Under 30 wealth boss: 'Five-year plan is to get to £1bn mark'

Under 30 wealth boss: 'Five-year plan is to get to £1bn mark'
Chief executive of BRI Wealth Management, Dan Boardman-Weston

BRI Wealth Management and its 29-year-old boss are gunning for £1bn in client assets as the firm kicks off a five-year growth plan.

Currently, the business - which has a financial planning side and a discretionary fund management arm - manages £500mn.

The firm wants to double this figure, primarily through a series of bolt-on acquisitions.

BRI Wealth's boss, Dan Boardman-Weston, joined the wealth manager in 2011 after he had just finished his A-Levels.

“While the rest of my friends at university were drinking, I was stuck with spreadsheets,” he told FTAdviser.

Having joined as a teenager, Boardman-Weston spent the past 10 or more years learning the ins and outs of the business before his father, Simon, passed over the reins in March

“I’ve had to earn my stripes.
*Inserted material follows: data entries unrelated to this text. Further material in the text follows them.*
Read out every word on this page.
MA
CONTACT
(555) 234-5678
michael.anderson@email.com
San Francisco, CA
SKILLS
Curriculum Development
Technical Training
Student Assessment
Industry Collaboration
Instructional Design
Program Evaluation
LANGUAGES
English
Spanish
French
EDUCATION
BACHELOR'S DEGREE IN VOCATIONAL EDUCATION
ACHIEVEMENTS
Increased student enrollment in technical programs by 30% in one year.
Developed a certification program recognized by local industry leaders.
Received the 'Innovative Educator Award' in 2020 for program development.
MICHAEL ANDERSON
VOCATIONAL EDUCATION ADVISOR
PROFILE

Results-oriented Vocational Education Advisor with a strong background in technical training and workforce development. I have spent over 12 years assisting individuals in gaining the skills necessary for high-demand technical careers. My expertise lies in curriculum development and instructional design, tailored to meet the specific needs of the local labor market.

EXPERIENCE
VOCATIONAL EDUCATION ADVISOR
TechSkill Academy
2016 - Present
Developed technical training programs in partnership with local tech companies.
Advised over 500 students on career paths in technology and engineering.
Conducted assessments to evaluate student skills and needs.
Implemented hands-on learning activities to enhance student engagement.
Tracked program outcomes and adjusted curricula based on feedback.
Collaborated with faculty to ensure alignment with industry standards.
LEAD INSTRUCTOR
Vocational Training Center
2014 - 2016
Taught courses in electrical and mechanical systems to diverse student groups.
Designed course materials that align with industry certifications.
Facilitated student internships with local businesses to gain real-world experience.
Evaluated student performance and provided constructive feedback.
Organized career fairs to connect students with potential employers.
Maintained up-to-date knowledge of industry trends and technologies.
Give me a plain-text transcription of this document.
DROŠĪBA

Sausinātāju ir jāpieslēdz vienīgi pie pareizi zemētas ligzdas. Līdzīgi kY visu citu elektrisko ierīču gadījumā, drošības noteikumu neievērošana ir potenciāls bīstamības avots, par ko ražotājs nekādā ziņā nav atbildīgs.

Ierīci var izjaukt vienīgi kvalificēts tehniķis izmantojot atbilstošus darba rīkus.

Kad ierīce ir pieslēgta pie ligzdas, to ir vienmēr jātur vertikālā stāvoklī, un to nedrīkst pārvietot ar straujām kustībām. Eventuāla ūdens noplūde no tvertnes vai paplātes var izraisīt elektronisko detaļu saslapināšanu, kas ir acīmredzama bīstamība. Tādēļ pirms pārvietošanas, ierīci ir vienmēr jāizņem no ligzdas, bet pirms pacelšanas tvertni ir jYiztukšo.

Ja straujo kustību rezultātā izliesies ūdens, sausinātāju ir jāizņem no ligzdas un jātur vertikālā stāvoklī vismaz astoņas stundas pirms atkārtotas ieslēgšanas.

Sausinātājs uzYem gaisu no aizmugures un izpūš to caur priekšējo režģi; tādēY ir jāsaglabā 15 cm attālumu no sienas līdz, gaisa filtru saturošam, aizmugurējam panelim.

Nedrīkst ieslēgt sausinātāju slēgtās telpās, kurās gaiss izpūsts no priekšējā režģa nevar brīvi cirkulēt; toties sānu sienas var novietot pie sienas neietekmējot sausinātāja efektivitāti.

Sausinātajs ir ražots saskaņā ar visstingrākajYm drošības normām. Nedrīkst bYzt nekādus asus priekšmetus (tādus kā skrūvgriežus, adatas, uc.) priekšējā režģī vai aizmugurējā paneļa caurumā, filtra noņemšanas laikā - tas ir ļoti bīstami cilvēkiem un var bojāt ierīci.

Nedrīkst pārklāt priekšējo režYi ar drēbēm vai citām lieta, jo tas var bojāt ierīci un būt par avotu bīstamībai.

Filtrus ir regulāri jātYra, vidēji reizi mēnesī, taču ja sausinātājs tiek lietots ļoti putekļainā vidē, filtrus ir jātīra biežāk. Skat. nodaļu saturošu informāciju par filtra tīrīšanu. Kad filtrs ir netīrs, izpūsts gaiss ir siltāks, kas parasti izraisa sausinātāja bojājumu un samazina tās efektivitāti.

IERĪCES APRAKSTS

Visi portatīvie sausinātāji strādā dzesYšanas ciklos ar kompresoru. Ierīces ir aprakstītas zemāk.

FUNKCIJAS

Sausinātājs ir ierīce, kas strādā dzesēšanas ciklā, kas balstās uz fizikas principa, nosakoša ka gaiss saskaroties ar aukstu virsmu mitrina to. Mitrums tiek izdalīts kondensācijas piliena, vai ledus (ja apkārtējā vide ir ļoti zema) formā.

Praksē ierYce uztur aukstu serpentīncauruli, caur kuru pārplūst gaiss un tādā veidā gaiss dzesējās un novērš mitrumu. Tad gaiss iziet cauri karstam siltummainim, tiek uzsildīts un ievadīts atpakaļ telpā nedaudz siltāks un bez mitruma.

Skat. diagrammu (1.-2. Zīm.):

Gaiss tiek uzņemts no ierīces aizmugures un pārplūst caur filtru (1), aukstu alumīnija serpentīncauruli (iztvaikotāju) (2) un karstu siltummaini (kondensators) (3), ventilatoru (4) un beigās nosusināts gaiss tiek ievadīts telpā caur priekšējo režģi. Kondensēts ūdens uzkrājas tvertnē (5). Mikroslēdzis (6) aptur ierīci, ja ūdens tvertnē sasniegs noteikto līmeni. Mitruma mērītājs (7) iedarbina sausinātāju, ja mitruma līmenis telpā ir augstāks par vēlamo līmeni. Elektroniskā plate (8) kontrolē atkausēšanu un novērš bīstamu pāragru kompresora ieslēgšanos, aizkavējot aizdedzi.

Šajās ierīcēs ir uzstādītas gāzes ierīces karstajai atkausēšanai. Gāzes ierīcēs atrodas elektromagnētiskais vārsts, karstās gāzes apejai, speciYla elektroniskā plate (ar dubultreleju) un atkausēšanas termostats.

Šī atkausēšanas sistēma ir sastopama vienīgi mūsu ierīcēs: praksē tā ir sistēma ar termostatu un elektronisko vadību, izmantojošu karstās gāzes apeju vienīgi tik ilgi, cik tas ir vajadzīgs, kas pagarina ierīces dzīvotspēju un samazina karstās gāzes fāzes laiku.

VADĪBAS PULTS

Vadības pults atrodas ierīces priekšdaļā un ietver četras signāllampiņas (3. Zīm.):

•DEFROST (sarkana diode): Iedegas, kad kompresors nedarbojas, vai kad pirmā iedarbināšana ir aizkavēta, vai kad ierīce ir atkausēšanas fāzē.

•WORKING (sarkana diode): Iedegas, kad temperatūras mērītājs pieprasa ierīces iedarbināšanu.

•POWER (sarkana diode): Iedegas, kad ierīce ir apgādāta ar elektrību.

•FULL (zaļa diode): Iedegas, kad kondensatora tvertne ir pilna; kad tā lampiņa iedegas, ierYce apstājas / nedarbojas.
If anything, my father is harder on me. It has been many years and hours on the investment side.”

Boardman-Weston also left for a year in 2017 to complete an MBA at Warwick University. He said this was “crucial” to gaining a broader brush of skills, such as operations, marketing, and leadership.

Now, some four months into the top role, he has his eye set on big growth targets for the business which he intends to fuel with bolt-on acquisitions.

“We’re going places. We’re gaining a lot of traction with clients,” said Boardman-Weston. “Our five-year plan is to get to the £1bn mark. We’ve got a strong balance sheet, so doing some small acquisitions seems sensible to boost growth.”

BRI Wealth was bought by its major shareholder - Dan’s father - back in 1992 when it managed £6mn of client assets.

When Dan joined, the Meriden-based company was managing £100mn. Today, this figure has grown to £500mn.

Traditionally, the company has grown organically through referrals - both from clients and IFA partners, or through expanding current services to existing clients.

In order to double its assets, BRI Wealth intends to buy a steady stream of small, one-person IFAs looking to sell up, but not to a consolidator.

“A deal like this will completely change how their clients are looked after, so it’s important to  find the right buyer. That’s why we’re looking at bolt-ons. We will never compromise client service,” said Boardman-Weston.

“I find it interesting how many firms are being bought, and how much private equity money there is. I’m not sure if it always ends well, lots of large firms versus smaller firms. I’m not sure it’s a good thing for the consumer, having that much market share at the top.

“They will reach a scale, do the private equity dance and then play pass the parcel, either to a trade buyer, they’ll float on the market, or sell to foreign firm.”